Subretinally-deposited amyloid β (Aβ) is a main contributor of developing age-related macular degeneration (AMD). However, the mechanism causing Aβ deposition in AMD eyes is unknown. Hypercholesterolemia is a significant risk for developing AMD. Thus, we investigated the effects of cholesterol on Aβ production in retinal pigment epithelial (RPE) cells in vitro and in the mouse retina in vivo. RPE cells isolated from senescent (12-month-old) C57BL/6 mice were treated with 10 μg/ml cholesterol for 48 h. Aβ amounts in culture supernatants were measured by ELISA. Activity and expression of enzymes and proteins that regulate Aβ production were examined by activity assay and real time PCR. The retina of mice fed cholesterol-enriched diet was examined by transmission electron microscopy. Cholesterol significantly increased Aβ production in cultured RPE cells. Activities of Aβ degradation enzyme; neprilysin (NEP) and anti-amyloidogenic secretase; α-secretase were significantly decreased in cell lysates of cholesterol-treated RPE cells compared to non-treated cells, but there was no change in the activities of β- or γ-secretase. mRNA levels of NEP and α-secretase (ADAM10 and ADAM17) were significantly lower in cholesterol-treated RPE cells than non-treated cells. Senescent (12-month-old) mice fed cholesterol-enriched chow developed subRPE deposits containing Aβ, whereas age-matched mice fed standard rodent chow diet did not. Activities and mRNA levels of NEP and α-secretase were significantly lower in native RPE cells freshly isolated from cholesterol-enriched chow fed mice compared to standard rodent chow fed mice. These findings suggest that cholesterol enhances subretinal Aβ accumulation by modulating the activities of enzymes degrading and processing Aβ in RPE cells in senescent subjects.

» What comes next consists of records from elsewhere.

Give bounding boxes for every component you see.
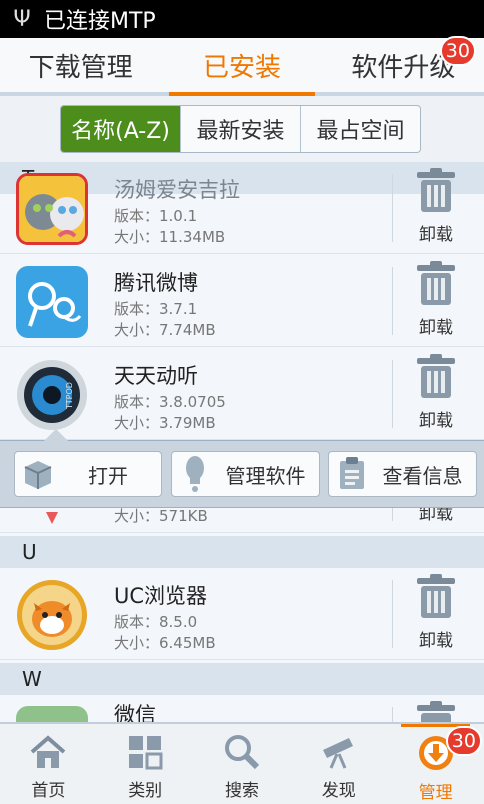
telescope-icon <box>322 738 353 769</box>
nav-manage[interactable]: 管理 30 <box>387 724 484 804</box>
open-app-button[interactable]: 打开 <box>14 451 162 497</box>
app-size: 大小：571KB <box>114 507 208 525</box>
ttpod-icon-text: TTPOD <box>65 382 74 410</box>
app-version: 版本：8.5.0 <box>114 613 198 631</box>
tab-label: 下载管理 <box>28 52 133 83</box>
status-text: 已连接MTP <box>44 9 156 34</box>
divider <box>392 267 393 335</box>
trash-icon <box>417 354 455 398</box>
uninstall-button[interactable]: 卸载 <box>400 261 472 343</box>
nav-label: 搜索 <box>224 781 259 801</box>
app-size: 大小：3.79MB <box>114 414 216 432</box>
uninstall-label: 卸载 <box>419 631 453 651</box>
trash-icon <box>417 168 455 212</box>
bottom-nav: 首页 类别 搜索 发现 管理 30 <box>0 722 484 804</box>
trash-icon <box>417 574 455 618</box>
box-icon <box>15 457 61 491</box>
uc-browser-icon <box>16 579 88 651</box>
nav-label: 类别 <box>128 781 163 801</box>
exclamation-icon <box>172 456 218 492</box>
nav-label: 管理 <box>418 783 453 803</box>
document-icon <box>329 457 375 491</box>
trash-icon <box>417 261 455 305</box>
upgrade-count-badge: 30 <box>439 36 476 66</box>
status-bar: Ψ 已连接MTP <box>0 0 484 38</box>
divider <box>392 174 393 242</box>
app-version: 版本：1.0.1 <box>114 207 198 225</box>
usb-icon: Ψ <box>13 6 31 32</box>
view-info-label: 查看信息 <box>382 463 463 488</box>
nav-label: 发现 <box>321 781 356 801</box>
app-row-tom[interactable]: 汤姆爱安吉拉 版本：1.0.1 大小：11.34MB 卸载 <box>0 162 484 254</box>
app-version: 版本：3.7.1 <box>114 300 198 318</box>
uninstall-button[interactable] <box>400 701 472 722</box>
sort-bar: 名称(A-Z) 最新安装 最占空间 <box>0 96 484 162</box>
app-name: 汤姆爱安吉拉 <box>114 178 240 202</box>
divider <box>392 360 393 428</box>
app-version: 版本：3.8.0705 <box>114 393 226 411</box>
app-row-uc[interactable]: UC浏览器 版本：8.5.0 大小：6.45MB 卸载 <box>0 568 484 660</box>
app-row-weibo[interactable]: 腾讯微博 版本：3.7.1 大小：7.74MB 卸载 <box>0 255 484 347</box>
sort-by-size-button[interactable]: 最占空间 <box>301 106 420 152</box>
app-name: 天天动听 <box>114 364 198 388</box>
section-header-u: U <box>0 536 484 568</box>
manage-app-label: 管理软件 <box>225 463 306 488</box>
sort-by-name-button[interactable]: 名称(A-Z) <box>61 106 181 152</box>
app-size: 大小：11.34MB <box>114 228 226 246</box>
view-info-button[interactable]: 查看信息 <box>328 451 477 497</box>
tab-upgrades[interactable]: 软件升级 30 <box>323 36 484 92</box>
wechat-icon <box>16 706 88 722</box>
grid-icon <box>129 736 163 770</box>
tab-installed[interactable]: 已安装 <box>161 38 322 96</box>
nav-discover[interactable]: 发现 <box>290 724 387 804</box>
top-tabs: 下载管理 已安装 软件升级 30 <box>0 36 484 96</box>
uninstall-label: 卸载 <box>419 411 453 431</box>
open-app-label: 打开 <box>88 463 128 488</box>
search-icon <box>224 735 260 770</box>
tom-app-icon <box>16 173 88 245</box>
uninstall-label: 卸载 <box>419 318 453 338</box>
app-action-popup: 打开 管理软件 查看信息 <box>0 429 484 508</box>
nav-home[interactable]: 首页 <box>0 724 97 804</box>
app-row-ttpod[interactable]: TTPOD 天天动听 版本：3.8.0705 大小：3.79MB 卸载 <box>0 348 484 440</box>
divider <box>392 707 393 722</box>
app-name: 腾讯微博 <box>114 271 198 295</box>
section-header-w: W <box>0 663 484 695</box>
app-name: 微信 <box>114 703 156 722</box>
nav-search[interactable]: 搜索 <box>194 724 291 804</box>
uninstall-button[interactable]: 卸载 <box>400 574 472 656</box>
app-size: 大小：6.45MB <box>114 634 216 652</box>
manage-count-badge: 30 <box>445 726 482 756</box>
tab-downloads[interactable]: 下载管理 <box>0 38 161 92</box>
app-size: 大小：7.74MB <box>114 321 216 339</box>
nav-label: 首页 <box>31 781 66 801</box>
tab-label: 已安装 <box>202 52 281 83</box>
app-row-wechat[interactable]: 微信 <box>0 695 484 722</box>
sort-segmented-control: 名称(A-Z) 最新安装 最占空间 <box>60 105 421 153</box>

► Cholesterol-treated RPE produces more Aβ than non-treated RPE.
► Neprilysin expression and activity decreased in cholesterol-treated RPE.
► α-Secretase expression and activity decreased in cholesterol-treated RPE.
► Cholesterol-enriched diet induced subRPE deposits in aged mice.
► Aβ were present in cholesterol-enriched-diet-induced subRPE deposits in aged mice.